- Decades:: 2000s; 2010s; 2020s;
- See also:: History of Kosovo; Timeline of Kosovo history; List of years in Kosovo;

= 2026 in Kosovo =

Events in the year 2026 in Kosovo.

== Incumbents ==
- President: Vjosa Osmani (until 4 April); Albulena Haxhiu (acting, since 4 April)
- Prime Minister: Albin Kurti

==Events==
Ongoing: 2025–2026 Kosovo political deadlock

===January===
- 23 January – Authorities announce the detention of 109 people on suspicion of committing electoral fraud in Prizren during the December 2025 Kosovan parliamentary election.

===February===
- 11 February – The Assembly of Kosovo approves a new government after prime minister-designate Albin Kurti wins 66 of 120 votes in the chamber.

===March===
- 5 March – 2026 Kosovan presidential election (first round)
- 6 March – President Vjosa Osmani dissolves the Assembly of Kosovo, attempting to set new parliamentary elections within 45 days after it fails to elect a new president.
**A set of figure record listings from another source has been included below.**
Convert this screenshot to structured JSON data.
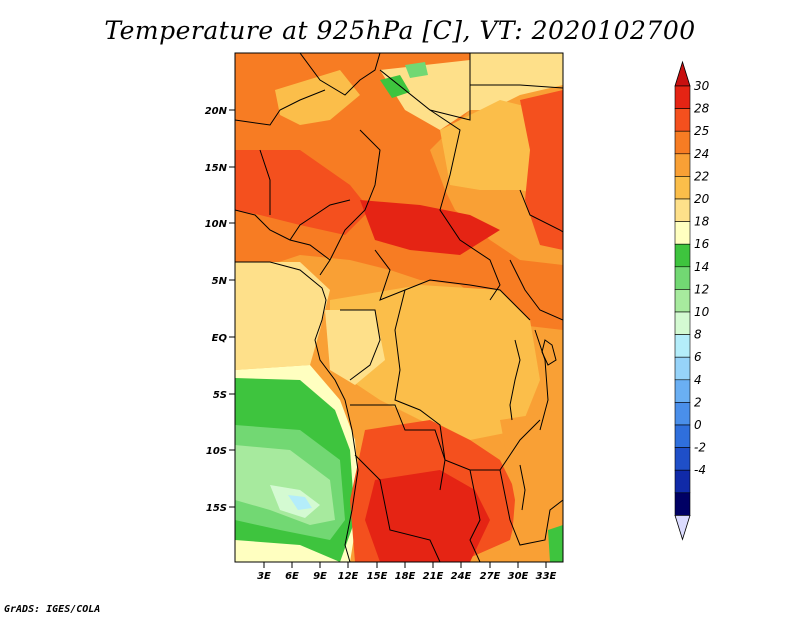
{
  "title": "Temperature at 925hPa [C], VT: 2020102700",
  "credit": "GrADS: IGES/COLA",
  "map": {
    "x_ticks": [
      "3E",
      "6E",
      "9E",
      "12E",
      "15E",
      "18E",
      "21E",
      "24E",
      "27E",
      "30E",
      "33E"
    ],
    "y_ticks": [
      "20N",
      "15N",
      "10N",
      "5N",
      "EQ",
      "5S",
      "10S",
      "15S"
    ],
    "variable": "temperature",
    "level": "925hPa",
    "units": "C",
    "valid_time": "2020102700"
  },
  "colorbar": {
    "labels": [
      "30",
      "28",
      "25",
      "24",
      "22",
      "20",
      "18",
      "16",
      "14",
      "12",
      "10",
      "8",
      "6",
      "4",
      "2",
      "0",
      "-2",
      "-4"
    ],
    "colors": [
      "#e52414",
      "#f4501e",
      "#f77c23",
      "#f9a035",
      "#fbbe4a",
      "#fee08a",
      "#ffffc0",
      "#3ec43e",
      "#72d873",
      "#a7ea9e",
      "#d4fad2",
      "#b4edfa",
      "#96d3f9",
      "#6aaff3",
      "#4a8fea",
      "#2f6fdc",
      "#1f4fc8",
      "#102aa8",
      "#000064"
    ],
    "top_arrow_color": "#c81010",
    "bottom_arrow_color": "#dcdcff"
  }
}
Vetëvendosje maintains that the constitution allows parliament 60 more days to try to elect a president and challenges Osmani's decree at the Constitutional Court.
- 9 March – The Constitutional Court issues an injunction that freezes President Osmani's decree dissolving the Assembly of the Republic, while also preventing both the President from calling snap elections and the assembly from carrying out parliamentary business until the Constitutional Court delivers its final ruling.
- 30 March – Kosovo approves the deployment of troops to the Gaza Strip as part of an international peacekeeping force.

===April===
- 4 April – Albulena Haxhiu becomes acting president following the expiration of Vjosa Osmani's tenure.
- 24 April – The Basic Court in Pristina sentences three ethnic Serbs to between 30 years to life imprisonment for their role in the Banjska attack in 2023.
- 28 April – 2026 Kosovan presidential election (second round): The Assembly of Kosovo fails to elect a new president, triggering snap parliamentary elections.

===June===
- 7 June – 2026 Kosovan parliamentary election: The ruling Vetevendosje party wins 53 of 120-seats in the Assembly of the Republic.

===August===
- 8 August – AAK MP Time Kadrijaj throws eggs at acting Prime Minister Albin Kurti during a session of the Assembly.

===September===
- 13 September – The Assembly of Kosovo is declared constituted by acting president and speaker Albulena Haxhiu, but without the deputy speaker from the PDK. The Assembly then accepts the fourth cabinet of incumbent prime minister Albin Kurti. The PDK and the AAK both challenge the legitimacy of Kurti's government at the Constitutional Court.
- 16 September – Former president Hashim Thaçi is sentenced by the Kosovo Specialist Chambers to 25 years imprisonment for war crimes committed during the Kosovo War.

==Deaths==

- 1 January – Nexhat Daci, 81, acting president (2006) and chairman of the Assembly (2001–2006).
- 23 April – Rexhep Qosja, 89, writer, representative to the Interim Administrative Council (1999–2002).
- 7 June – Fatjon Bunjaku, 22, footballer (Phoenix Banjë, Malisheva, AF Elbasani).
- 15 September – Flora Brovina, 76, poet, speaker of the Assembly (2014).